The High Court found it all too rich for its’ stomach too, and overturned the Court of Appeal decision and reinstated Mr. Baden-Clay’s murder conviction. Although worded in polite legal language it is obvious that the High Court’s judgment in the case of The Queen v Baden-Clay represented the legal equivalent of a “smack down” to the Queensland Court of Appeal. As the High Court said:

“The Court of Appeal’s conclusion to the contrary was not based on evidence.  It was mere speculation or conjecture rather than acknowledgment of a hypothesis available on the evidence.  In this case, there was no evidence led at trial that suggested that the respondent killed his wife in a physical confrontation without intending to kill her.  There were “no positive proved facts from which the inference” drawn by the Court of Appeal could be made.”

and

“The Court of Appeal appears to have reasoned that the respondent’s evidence could be disbelieved by the jury, as it plainly was, so that there was no evidence at all in relation to the hypothesis.  If it were truly the case that there was no evidence from the respondent as to the circumstances of his wife’s death, the application of the principles explained in Weissensteiner would have required consideration; and they were not adverted to by the Court of Appeal.  But the respondent chose to give evidence.  To say that the respondent’s evidence was disbelieved does not mean that his evidence could reasonably be disregarded altogether as having no bearing on the availability of hypotheses consistent with the respondent’s innocence of murder.  His evidence was important, even if it was disbelieved, because it was open to the jury to consider that the hypothesis identified by the Court of Appeal was not a reasonable inference from the evidence when the only witness who could have given evidence to support the hypothesis gave evidence which necessarily excluded it as a possibility.”

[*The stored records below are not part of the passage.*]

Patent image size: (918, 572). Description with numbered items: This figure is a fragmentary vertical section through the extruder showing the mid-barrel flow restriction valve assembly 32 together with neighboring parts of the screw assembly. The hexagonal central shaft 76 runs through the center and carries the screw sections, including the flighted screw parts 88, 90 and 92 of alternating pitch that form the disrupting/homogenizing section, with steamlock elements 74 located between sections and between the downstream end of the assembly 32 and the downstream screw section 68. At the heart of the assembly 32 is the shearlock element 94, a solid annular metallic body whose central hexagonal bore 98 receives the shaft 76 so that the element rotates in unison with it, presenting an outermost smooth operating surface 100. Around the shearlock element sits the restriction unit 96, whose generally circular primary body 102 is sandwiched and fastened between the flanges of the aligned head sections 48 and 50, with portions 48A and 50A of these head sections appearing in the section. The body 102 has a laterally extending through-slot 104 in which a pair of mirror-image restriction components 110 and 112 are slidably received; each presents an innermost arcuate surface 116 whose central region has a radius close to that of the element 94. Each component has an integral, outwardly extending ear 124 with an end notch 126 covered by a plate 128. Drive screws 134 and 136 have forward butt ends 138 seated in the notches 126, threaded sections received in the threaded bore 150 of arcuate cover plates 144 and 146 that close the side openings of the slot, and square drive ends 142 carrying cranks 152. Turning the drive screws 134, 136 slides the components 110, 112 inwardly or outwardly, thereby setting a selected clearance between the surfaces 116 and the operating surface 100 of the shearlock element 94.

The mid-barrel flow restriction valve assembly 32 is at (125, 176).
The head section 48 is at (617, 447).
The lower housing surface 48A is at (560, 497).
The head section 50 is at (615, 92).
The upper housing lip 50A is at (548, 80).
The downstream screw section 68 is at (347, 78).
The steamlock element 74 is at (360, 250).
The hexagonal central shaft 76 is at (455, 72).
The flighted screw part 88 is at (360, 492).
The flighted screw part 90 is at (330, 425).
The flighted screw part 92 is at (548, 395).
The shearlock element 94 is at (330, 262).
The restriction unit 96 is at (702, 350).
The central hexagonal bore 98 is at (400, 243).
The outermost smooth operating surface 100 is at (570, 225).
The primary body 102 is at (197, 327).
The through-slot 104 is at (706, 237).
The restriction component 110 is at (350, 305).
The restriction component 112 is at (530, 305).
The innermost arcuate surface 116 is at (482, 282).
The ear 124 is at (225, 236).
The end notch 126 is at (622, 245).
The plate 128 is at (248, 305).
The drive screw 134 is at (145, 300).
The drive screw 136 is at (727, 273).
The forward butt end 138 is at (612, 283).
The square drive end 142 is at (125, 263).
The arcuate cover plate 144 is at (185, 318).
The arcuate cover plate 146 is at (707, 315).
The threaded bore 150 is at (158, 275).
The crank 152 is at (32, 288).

The High Court also emphasised the importance of the role of the Jury in a criminal trial saying:

“It is fundamental to our system of criminal justice in relation to allegations of serious crimes tried by jury that the jury is “the constitutional tribunal for deciding issues of fact.” Given the central place of the jury trial in the administration of criminal justice over the centuries, and the abiding importance of the role of the jury as representative of the community in that respect, the setting aside of a jury’s verdict on the ground that it is “unreasonable” within the meaning of s 668E(1) of the Criminal Code is a serious step, not to be taken without particular regard to the advantage enjoyed by the jury over a court of appeal which has not seen or heard the witnesses called at trial.  Further, the boundaries of reasonableness within which the jury’s function is to be performed should not be narrowed in a hard and fast way by the considerations expressed in the passages from the reasons of the Court of Appeal explaining its disposition of the appeal.”

The High Court’s decision was not interesting to lawyers as revealing some new interpretation or application of the criminal law – rather it was a clear re-statement of the law as it has always been, and a timely reminder to all lower appeal Courts that they should not replace a Jury verdict with their own opinion unless there has been a clear and serious miscarriage of justice.